Thanks for your thoughts.


Tia June 30, 2010 at 5:56 pm

Joe – that’s neat. As long as the basics of personal finance are now going to be taught, it’s better for the students. Schools should be able to choose the right programs for their students, but it is a good issue to raise.


Financial bondage June 30, 2010 at 7:11 pm

I heard that Dave Ramsey had this but I did not know much about it, or if many schools even used it. Getting a public school to do something different that could actually help the kids must of been like pulling teeth..

Dave Ramsey really don’t mention God or scripture all that much… a few times yes, but not very often.


Carol@inthetrenches June 30, 2010 at 8:07 pm

Sorry, no figures to back it up yet. Emails circulating among bloggers. Got one today encouraging me to do something with In The Trenches for school age people and Early Retirement Extreme is coming out with a book around September that I think would be sure fire for the college age.


Jason @ One Money Design June 30, 2010 at 9:57 pm

Way to go, Joe! I’ve thought about this gap in personal finance teaching alot and am so glad to see someone take action and try to make a difference. Getting high school and even college kids equipped to manage their personal finances will help get this debt mess under control! Please keep us informed.


Ace June 30, 2010 at 11:09 pm

Joe great job really! I think you should spread the word as much as possible! Hopefully you’ll set an example for other people to set up something similar in their community!

I actually had a personal finance class taught at my school. It wasn’t required, but I’m sure glad that I took it. The one thing that I was so thankful for learning about was the importance of time for compounding interest.

I hope that people try to spread the word on this one Joe, I think there are many out there they would love to help but don’t know about programs such as Dave Ramsey’s.


joeplemon July 1, 2010 at 5:06 am

@Financial Bondage,
Getting it into this public school wasn’t exactly like pulling teeth…actually, our school officials were supportive; it was more like getting all the i’s dotted and t’s crossed.

If “In the Trenches” does something for school age children, let me know. I want to spread the word. Thanks for the heads up on Early Retirement Extreme’s upcoming book.

Thanks for the encouragement. If we have any new developments I will keep you posted.
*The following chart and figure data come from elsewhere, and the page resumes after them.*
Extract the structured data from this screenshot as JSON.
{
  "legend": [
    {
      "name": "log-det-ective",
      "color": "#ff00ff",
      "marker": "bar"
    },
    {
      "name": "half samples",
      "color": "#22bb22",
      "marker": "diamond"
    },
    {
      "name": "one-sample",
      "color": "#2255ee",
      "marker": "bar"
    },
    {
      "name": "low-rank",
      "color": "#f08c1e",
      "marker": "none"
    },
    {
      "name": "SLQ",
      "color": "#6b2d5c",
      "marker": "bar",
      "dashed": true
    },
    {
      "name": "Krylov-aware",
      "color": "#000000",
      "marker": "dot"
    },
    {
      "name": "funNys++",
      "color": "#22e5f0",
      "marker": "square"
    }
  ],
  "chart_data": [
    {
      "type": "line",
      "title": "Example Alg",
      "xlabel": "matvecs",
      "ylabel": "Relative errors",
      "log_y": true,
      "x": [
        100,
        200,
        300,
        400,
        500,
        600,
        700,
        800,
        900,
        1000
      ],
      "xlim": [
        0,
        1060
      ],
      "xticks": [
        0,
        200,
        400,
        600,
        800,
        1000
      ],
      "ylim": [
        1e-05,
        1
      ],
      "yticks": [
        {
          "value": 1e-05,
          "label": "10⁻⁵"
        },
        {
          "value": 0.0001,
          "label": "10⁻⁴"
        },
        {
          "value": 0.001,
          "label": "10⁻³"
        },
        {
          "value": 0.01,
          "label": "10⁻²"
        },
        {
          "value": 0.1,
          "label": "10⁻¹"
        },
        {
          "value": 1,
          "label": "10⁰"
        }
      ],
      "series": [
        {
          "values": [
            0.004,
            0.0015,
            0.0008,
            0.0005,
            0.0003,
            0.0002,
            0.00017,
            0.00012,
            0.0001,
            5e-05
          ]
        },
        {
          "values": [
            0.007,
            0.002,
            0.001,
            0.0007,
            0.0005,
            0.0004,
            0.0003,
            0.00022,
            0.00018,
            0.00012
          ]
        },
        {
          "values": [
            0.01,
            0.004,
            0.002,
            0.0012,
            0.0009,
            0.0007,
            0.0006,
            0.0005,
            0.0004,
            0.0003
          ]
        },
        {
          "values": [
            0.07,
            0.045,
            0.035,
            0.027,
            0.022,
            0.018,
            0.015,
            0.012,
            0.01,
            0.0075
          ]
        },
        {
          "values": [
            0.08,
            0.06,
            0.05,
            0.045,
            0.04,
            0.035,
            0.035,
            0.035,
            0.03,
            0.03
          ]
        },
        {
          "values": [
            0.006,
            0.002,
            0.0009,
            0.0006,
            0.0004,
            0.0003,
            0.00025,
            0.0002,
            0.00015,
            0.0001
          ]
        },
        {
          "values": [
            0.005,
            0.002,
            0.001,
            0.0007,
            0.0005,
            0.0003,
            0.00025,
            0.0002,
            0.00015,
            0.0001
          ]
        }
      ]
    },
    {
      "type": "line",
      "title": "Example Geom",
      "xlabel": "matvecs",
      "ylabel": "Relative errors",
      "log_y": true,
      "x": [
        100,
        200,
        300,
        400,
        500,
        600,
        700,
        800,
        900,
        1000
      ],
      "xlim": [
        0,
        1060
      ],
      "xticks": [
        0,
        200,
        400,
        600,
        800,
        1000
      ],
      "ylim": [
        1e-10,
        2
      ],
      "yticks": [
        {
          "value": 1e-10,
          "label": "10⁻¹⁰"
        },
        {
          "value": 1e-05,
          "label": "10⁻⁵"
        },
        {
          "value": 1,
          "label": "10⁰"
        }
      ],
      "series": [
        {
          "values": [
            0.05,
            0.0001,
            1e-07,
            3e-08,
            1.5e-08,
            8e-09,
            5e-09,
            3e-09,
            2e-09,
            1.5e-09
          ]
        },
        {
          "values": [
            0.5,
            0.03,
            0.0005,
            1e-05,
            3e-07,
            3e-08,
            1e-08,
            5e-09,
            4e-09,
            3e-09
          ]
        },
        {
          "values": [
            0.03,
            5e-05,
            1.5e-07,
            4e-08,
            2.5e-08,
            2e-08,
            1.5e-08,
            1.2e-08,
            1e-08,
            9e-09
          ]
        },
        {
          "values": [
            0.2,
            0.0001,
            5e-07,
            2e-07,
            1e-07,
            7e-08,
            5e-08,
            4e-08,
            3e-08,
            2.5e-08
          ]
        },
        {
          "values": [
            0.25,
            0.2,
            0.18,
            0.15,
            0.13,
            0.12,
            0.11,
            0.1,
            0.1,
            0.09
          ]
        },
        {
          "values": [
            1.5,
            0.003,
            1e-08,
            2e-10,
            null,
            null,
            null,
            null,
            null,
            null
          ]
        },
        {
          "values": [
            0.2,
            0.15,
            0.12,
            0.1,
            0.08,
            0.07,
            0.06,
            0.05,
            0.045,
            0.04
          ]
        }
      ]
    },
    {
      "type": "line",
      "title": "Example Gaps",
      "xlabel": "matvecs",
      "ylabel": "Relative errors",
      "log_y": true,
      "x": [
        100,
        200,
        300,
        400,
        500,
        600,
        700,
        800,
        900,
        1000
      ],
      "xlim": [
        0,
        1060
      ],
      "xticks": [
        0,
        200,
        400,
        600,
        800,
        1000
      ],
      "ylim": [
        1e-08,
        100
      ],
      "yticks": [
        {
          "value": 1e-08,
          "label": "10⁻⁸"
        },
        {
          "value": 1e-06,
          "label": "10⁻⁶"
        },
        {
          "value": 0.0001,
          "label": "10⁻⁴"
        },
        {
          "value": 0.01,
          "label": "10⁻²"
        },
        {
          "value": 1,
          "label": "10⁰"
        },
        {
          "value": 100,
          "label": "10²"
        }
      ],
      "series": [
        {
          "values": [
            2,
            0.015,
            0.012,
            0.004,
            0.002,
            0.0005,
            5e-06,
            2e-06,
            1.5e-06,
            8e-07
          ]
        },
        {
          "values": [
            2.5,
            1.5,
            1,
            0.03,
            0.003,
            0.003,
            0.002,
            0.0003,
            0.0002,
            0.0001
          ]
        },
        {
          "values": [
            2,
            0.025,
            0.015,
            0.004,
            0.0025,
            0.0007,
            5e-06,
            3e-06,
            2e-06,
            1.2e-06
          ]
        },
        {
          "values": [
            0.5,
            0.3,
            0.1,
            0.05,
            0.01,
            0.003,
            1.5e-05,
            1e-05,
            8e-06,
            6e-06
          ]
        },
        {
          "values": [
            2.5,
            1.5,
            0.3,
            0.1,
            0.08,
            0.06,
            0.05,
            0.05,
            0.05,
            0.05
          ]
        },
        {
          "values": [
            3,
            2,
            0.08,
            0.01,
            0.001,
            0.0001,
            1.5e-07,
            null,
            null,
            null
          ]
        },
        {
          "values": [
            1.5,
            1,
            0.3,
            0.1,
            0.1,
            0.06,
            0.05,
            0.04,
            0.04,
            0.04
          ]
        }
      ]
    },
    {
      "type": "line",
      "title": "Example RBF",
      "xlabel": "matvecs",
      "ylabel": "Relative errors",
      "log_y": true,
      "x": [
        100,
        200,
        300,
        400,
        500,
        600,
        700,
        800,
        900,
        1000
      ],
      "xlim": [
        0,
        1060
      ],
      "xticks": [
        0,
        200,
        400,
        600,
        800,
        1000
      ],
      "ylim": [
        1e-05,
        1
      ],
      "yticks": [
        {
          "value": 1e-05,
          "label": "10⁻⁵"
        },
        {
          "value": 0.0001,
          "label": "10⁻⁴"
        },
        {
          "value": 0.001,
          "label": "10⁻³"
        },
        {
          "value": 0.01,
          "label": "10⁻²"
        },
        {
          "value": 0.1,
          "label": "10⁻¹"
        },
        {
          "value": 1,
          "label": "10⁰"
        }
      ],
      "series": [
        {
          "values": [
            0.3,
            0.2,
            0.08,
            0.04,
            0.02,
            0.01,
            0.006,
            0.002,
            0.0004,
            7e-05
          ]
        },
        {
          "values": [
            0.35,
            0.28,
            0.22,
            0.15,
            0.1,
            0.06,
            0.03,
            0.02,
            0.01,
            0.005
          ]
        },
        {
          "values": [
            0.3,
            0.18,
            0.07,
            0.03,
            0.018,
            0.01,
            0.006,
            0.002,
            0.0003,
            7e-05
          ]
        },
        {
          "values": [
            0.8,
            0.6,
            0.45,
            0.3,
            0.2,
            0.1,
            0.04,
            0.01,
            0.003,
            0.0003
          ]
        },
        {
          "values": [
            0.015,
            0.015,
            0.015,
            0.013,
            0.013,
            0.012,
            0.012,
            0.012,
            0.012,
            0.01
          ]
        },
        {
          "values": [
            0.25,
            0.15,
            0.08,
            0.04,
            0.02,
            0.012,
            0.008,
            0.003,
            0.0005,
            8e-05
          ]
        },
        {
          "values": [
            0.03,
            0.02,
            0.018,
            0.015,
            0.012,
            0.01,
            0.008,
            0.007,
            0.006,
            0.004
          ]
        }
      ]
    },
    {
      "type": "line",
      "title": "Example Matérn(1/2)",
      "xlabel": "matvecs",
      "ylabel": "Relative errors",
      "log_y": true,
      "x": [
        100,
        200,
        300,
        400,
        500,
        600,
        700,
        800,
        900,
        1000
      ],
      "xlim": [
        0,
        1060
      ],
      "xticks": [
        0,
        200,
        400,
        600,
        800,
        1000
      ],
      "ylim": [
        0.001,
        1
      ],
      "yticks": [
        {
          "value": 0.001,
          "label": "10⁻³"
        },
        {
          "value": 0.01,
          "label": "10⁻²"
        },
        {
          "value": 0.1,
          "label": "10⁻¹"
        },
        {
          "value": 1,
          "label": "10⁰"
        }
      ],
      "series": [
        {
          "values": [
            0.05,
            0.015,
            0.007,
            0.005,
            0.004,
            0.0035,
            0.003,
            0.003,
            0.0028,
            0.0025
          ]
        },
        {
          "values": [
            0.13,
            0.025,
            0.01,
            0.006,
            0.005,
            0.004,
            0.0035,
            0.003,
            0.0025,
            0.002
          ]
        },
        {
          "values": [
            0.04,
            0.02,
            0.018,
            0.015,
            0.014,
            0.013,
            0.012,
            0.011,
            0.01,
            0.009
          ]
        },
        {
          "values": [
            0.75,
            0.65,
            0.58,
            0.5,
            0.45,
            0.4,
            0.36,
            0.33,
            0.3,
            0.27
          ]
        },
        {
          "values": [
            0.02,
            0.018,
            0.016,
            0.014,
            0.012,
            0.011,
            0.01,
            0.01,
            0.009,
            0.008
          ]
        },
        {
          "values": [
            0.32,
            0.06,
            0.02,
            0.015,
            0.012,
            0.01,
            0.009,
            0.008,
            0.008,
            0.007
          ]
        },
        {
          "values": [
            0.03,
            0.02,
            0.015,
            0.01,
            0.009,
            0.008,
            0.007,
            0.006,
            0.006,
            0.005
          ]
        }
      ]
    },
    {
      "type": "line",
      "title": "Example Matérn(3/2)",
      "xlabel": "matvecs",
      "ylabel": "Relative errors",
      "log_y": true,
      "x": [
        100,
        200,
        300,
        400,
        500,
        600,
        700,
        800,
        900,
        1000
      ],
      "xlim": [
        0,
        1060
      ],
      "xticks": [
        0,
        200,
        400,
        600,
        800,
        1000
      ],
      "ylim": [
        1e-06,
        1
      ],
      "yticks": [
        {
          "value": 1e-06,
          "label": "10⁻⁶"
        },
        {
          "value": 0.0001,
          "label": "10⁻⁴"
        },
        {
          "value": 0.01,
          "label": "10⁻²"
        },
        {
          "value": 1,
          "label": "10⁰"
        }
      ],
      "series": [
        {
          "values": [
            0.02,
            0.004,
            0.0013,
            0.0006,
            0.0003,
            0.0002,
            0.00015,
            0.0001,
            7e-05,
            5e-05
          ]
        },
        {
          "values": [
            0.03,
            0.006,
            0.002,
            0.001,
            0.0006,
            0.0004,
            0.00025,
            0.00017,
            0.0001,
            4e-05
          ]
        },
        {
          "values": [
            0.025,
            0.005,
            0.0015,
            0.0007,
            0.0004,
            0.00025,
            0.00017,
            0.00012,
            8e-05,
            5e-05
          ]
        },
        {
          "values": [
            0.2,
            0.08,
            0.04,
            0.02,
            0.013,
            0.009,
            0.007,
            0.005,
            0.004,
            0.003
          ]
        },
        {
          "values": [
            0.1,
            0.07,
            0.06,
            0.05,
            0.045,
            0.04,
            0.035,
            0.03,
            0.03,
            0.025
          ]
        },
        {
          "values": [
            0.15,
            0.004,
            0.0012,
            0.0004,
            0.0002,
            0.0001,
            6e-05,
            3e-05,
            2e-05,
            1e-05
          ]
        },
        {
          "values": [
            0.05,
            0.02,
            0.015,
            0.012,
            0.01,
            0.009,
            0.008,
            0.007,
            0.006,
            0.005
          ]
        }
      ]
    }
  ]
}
That is the real point of this post: to encourage others to get involved. People CAN get something done if they will only take the initiative to learn what programs are available and take that first step.

Thanks for the encouraging words. I am going to try to get more “hands on” (if allowed) in our local high school.


Little House July 1, 2010 at 10:39 am

What a wonderful idea. Is there any way you could follow those students from that class on a long term basis, sort of like a data study group? I’d be curious to know how those students are doing in 10 years. If those you thought weren’t listening actually benefited from your course 10 years later. Great idea!


J Richmond July 1, 2010 at 12:16 pm

kids are so little about personal finances its amazing that they are not all bankrupt by 25


joeplemon July 1, 2010 at 12:30 pm

@Little House,
Great idea. If I can figure out a way to do it, I will. Thanks.

@J Richard,
You are right: A survey a couple of years ago indicated that 19% of all bankruptcies in America are filed by people 25 and under. Makes me wonder how most of us made it through young adulthood relatively unscathed financially.


joeplemon August 23, 2010 at 1:30 pm

Your cousin has impeccable taste! 🙂
Seriously, thanks for reading and commenting. And tell your cousin I said thanks for the good word.